A Chill Out Prayer for You

Cheers!

Making your way in the world today
takes everything you've got.
Taking a break from all your worries, 
sure would help a lot.

“To find peace."
"To know where you belong.”

That is my prayer
for you today.

I pray
you may
find peace.

I pray
you may
know where you belong.

One of my favorite Bible verses
I return to again and again ...
is this:

“Whether we live
or whether we die;
we belong to the Lord.”
(Romans 14:8)

“With the Lord”
is where we belong.
Now and forever.
Amen.

Peace,
Jon B.
...
P.S. May you find yourself
at peace with the Lord today.
...
St. John's Presbyterian Church, ACTS FUND
5020 West Bellfort Ave, Houston, TX 77035

03 March 2017

One thing Im not going to tell you

I'm not going to Tell you how GOOD
the cool breeze through the bright sunshine
Feels in Houston right now

and I'm not even going to
Show you a Picture
of how blue and clear the sky Rests
behind the white puffy clouds above

because I really just want you to
Send Me a Positive Vibe NOW
and I don't want to say anything
to distract You
from Doing That
Now

02 March 2017

Why do Evangelicals say JUST so much in public prayer

Have you ever heard someone pray and they repeat the word just so many times it becomes noticeable. For example, Lord, we just ask you to hear us as we pray right now and we just ask that you will be with us and bless us and we just want you to do this and we just ask you to do that and we just thank you and just praise you and we just want to say Amen when the prayer is over.

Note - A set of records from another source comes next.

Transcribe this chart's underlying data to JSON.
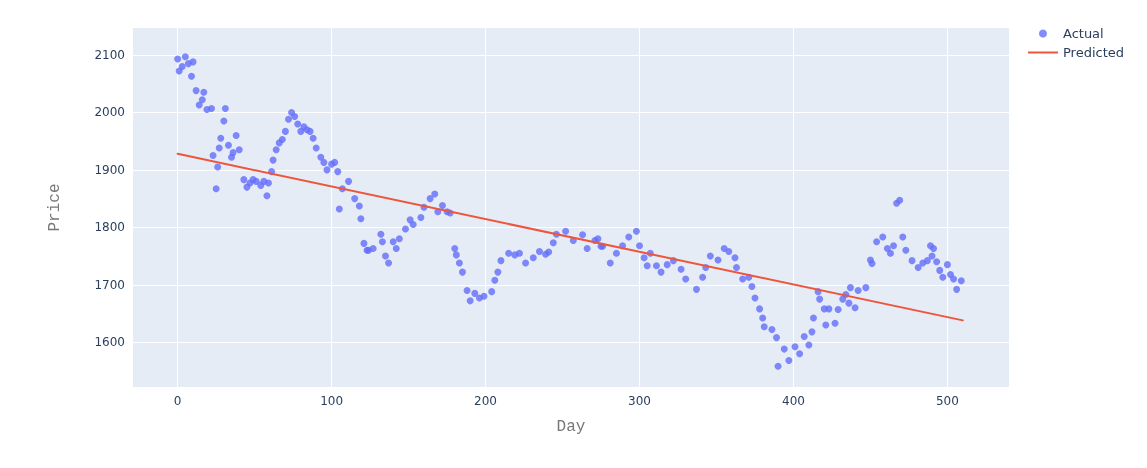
{
  "chart_data": {
    "type": "scatter",
    "xlabel": "Day",
    "ylabel": "Price",
    "xlim": [
      -29,
      540
    ],
    "ylim": [
      1522,
      2147
    ],
    "xticks": [
      0,
      100,
      200,
      300,
      400,
      500
    ],
    "yticks": [
      1600,
      1700,
      1800,
      1900,
      2000,
      2100
    ],
    "grid": true,
    "legend": "top right",
    "marker": "circle",
    "series": [
      {
        "name": "Actual",
        "color": "#636efa",
        "x": [
          0,
          1,
          3,
          5,
          7,
          10,
          9,
          12,
          14,
          16,
          17,
          19,
          22,
          23,
          25,
          26,
          27,
          28,
          30,
          31,
          33,
          35,
          36,
          38,
          40,
          43,
          45,
          47,
          49,
          51,
          54,
          56,
          58,
          59,
          61,
          62,
          64,
          66,
          68,
          70,
          72,
          74,
          76,
          78,
          80,
          82,
          84,
          86,
          88,
          90,
          93,
          95,
          97,
          100,
          102,
          104,
          105,
          107,
          111,
          115,
          118,
          119,
          121,
          123,
          124,
          127,
          132,
          133,
          135,
          137,
          140,
          142,
          144,
          148,
          151,
          153,
          158,
          160,
          164,
          167,
          169,
          172,
          175,
          177,
          180,
          181,
          183,
          185,
          188,
          190,
          193,
          196,
          199,
          204,
          206,
          208,
          210,
          215,
          219,
          222,
          226,
          231,
          235,
          239,
          241,
          244,
          246,
          252,
          257,
          263,
          266,
          271,
          273,
          275,
          276,
          281,
          285,
          289,
          293,
          298,
          300,
          303,
          305,
          307,
          311,
          314,
          318,
          322,
          327,
          330,
          337,
          341,
          343,
          346,
          351,
          355,
          358,
          362,
          363,
          367,
          371,
          373,
          375,
          378,
          380,
          381,
          386,
          389,
          390,
          394,
          397,
          401,
          404,
          407,
          410,
          412,
          413,
          416,
          417,
          420,
          421,
          423,
          427,
          429,
          432,
          434,
          436,
          437,
          440,
          442,
          447,
          450,
          451,
          454,
          458,
          461,
          463,
          465,
          467,
          469,
          471,
          473,
          477,
          481,
          484,
          487,
          489,
          490,
          491,
          493,
          495,
          497,
          500,
          502,
          504,
          506,
          509
        ],
        "values": [
          2093,
          2072,
          2080,
          2097,
          2085,
          2088,
          2063,
          2038,
          2013,
          2022,
          2035,
          2005,
          2007,
          1925,
          1867,
          1905,
          1938,
          1955,
          1985,
          2007,
          1943,
          1922,
          1930,
          1960,
          1935,
          1883,
          1870,
          1877,
          1883,
          1880,
          1873,
          1880,
          1855,
          1877,
          1897,
          1917,
          1935,
          1947,
          1953,
          1967,
          1988,
          2000,
          1993,
          1980,
          1967,
          1975,
          1970,
          1967,
          1955,
          1938,
          1922,
          1913,
          1900,
          1910,
          1913,
          1897,
          1832,
          1867,
          1880,
          1850,
          1837,
          1815,
          1772,
          1760,
          1760,
          1763,
          1788,
          1775,
          1750,
          1738,
          1775,
          1763,
          1780,
          1797,
          1813,
          1805,
          1817,
          1835,
          1850,
          1858,
          1827,
          1838,
          1827,
          1825,
          1763,
          1752,
          1738,
          1722,
          1690,
          1672,
          1685,
          1677,
          1680,
          1688,
          1708,
          1722,
          1742,
          1755,
          1752,
          1755,
          1738,
          1747,
          1758,
          1753,
          1757,
          1773,
          1788,
          1793,
          1777,
          1787,
          1763,
          1777,
          1780,
          1767,
          1767,
          1738,
          1755,
          1768,
          1783,
          1793,
          1768,
          1747,
          1733,
          1755,
          1733,
          1722,
          1735,
          1742,
          1727,
          1710,
          1692,
          1713,
          1730,
          1750,
          1743,
          1763,
          1758,
          1747,
          1730,
          1710,
          1713,
          1697,
          1677,
          1658,
          1642,
          1627,
          1622,
          1608,
          1558,
          1588,
          1568,
          1592,
          1580,
          1610,
          1595,
          1618,
          1642,
          1688,
          1675,
          1658,
          1630,
          1658,
          1633,
          1657,
          1675,
          1683,
          1668,
          1695,
          1660,
          1690,
          1695,
          1743,
          1737,
          1775,
          1783,
          1763,
          1755,
          1768,
          1842,
          1847,
          1783,
          1760,
          1742,
          1730,
          1738,
          1742,
          1768,
          1750,
          1763,
          1740,
          1725,
          1713,
          1735,
          1718,
          1710,
          1692,
          1707
        ]
      },
      {
        "name": "Predicted",
        "type": "line",
        "color": "#ef553b",
        "marker": "none",
        "line_style": "solid",
        "x": [
          0,
          510
        ],
        "values": [
          1928,
          1638
        ]
      }
    ]
  }
}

Why do they use just so much when they pray? Here's a few ideas about that.

"Just" is a term that implies "not much" so it fits well with prayers of petition in helping us convince ourselves and perhaps influence God of the idea that what we are asking for is possible because it's not as big a deal as one might think and so that possibility thinking seeps into our unconscious mind and becomes more likely to manifest.

And yet, all the above may be disregarded as the repeated use of "just" in others becomes a bad habit like a nervous verbal tic in the one praying out loud in front of others as it is used like the repeated use of the word "umm" or "and" by an insecure public speaker.

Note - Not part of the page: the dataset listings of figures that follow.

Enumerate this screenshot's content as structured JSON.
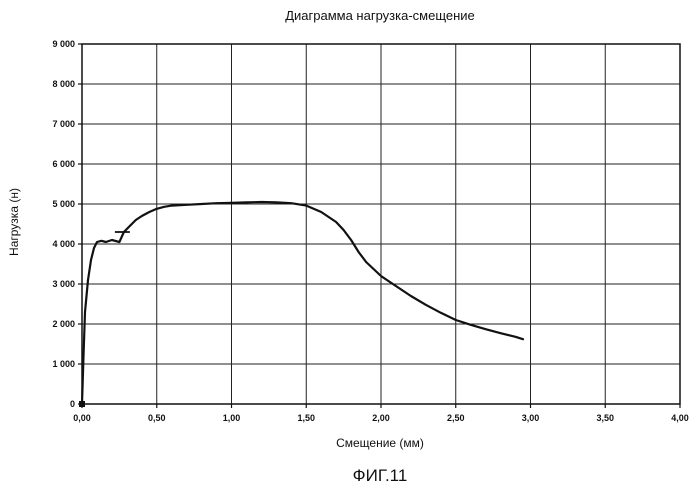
{
  "chart_data": {
    "type": "line",
    "title": "Диаграмма нагрузка-смещение",
    "xlabel": "Смещение (мм)",
    "ylabel": "Нагрузка (н)",
    "xlim": [
      0,
      4
    ],
    "ylim": [
      0,
      9000
    ],
    "x_ticks": [
      0,
      0.5,
      1,
      1.5,
      2,
      2.5,
      3,
      3.5,
      4
    ],
    "x_tick_labels": [
      "0,00",
      "0,50",
      "1,00",
      "1,50",
      "2,00",
      "2,50",
      "3,00",
      "3,50",
      "4,00"
    ],
    "y_ticks": [
      0,
      1000,
      2000,
      3000,
      4000,
      5000,
      6000,
      7000,
      8000,
      9000
    ],
    "y_tick_labels": [
      "0",
      "1 000",
      "2 000",
      "3 000",
      "4 000",
      "5 000",
      "6 000",
      "7 000",
      "8 000",
      "9 000"
    ],
    "grid": true,
    "caption": "ФИГ.11",
    "series": [
      {
        "x": [
          0,
          0.01,
          0.02,
          0.04,
          0.06,
          0.08,
          0.1,
          0.13,
          0.16,
          0.2,
          0.25,
          0.28,
          0.32,
          0.36,
          0.4,
          0.45,
          0.5,
          0.55,
          0.6,
          0.7,
          0.8,
          0.9,
          1.0,
          1.1,
          1.2,
          1.3,
          1.4,
          1.5,
          1.6,
          1.7,
          1.75,
          1.8,
          1.85,
          1.9,
          2.0,
          2.1,
          2.2,
          2.3,
          2.4,
          2.5,
          2.6,
          2.7,
          2.8,
          2.9,
          2.95
        ],
        "y": [
          0,
          1200,
          2300,
          3100,
          3600,
          3900,
          4050,
          4080,
          4050,
          4100,
          4050,
          4300,
          4450,
          4600,
          4700,
          4800,
          4880,
          4930,
          4960,
          4980,
          5000,
          5020,
          5030,
          5040,
          5050,
          5040,
          5020,
          4960,
          4800,
          4550,
          4350,
          4100,
          3800,
          3550,
          3200,
          2950,
          2700,
          2480,
          2280,
          2100,
          1980,
          1870,
          1770,
          1680,
          1620
        ]
      }
    ],
    "annotations": [
      {
        "x": [
          0.22,
          0.32
        ],
        "y": [
          4300,
          4300
        ]
      }
    ]
  }
}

And yet it has a deeper function, repeated use of "just" serves to subconsciously identify the prayer as being part of our tribe, our religious subculture, our church family, similar to the way people in the Deep South use "y'all" to serve many purposes one of the most important of which is to self identify as a person who is a Southerner, and who is thus more likely to say "just" when she prays and "y'all" to refer to the plural form of "you."

And so you can see that "just" serves just so many functions it would be just dumb to not use it as often as possible especially when leading public prayer in the Southern United States.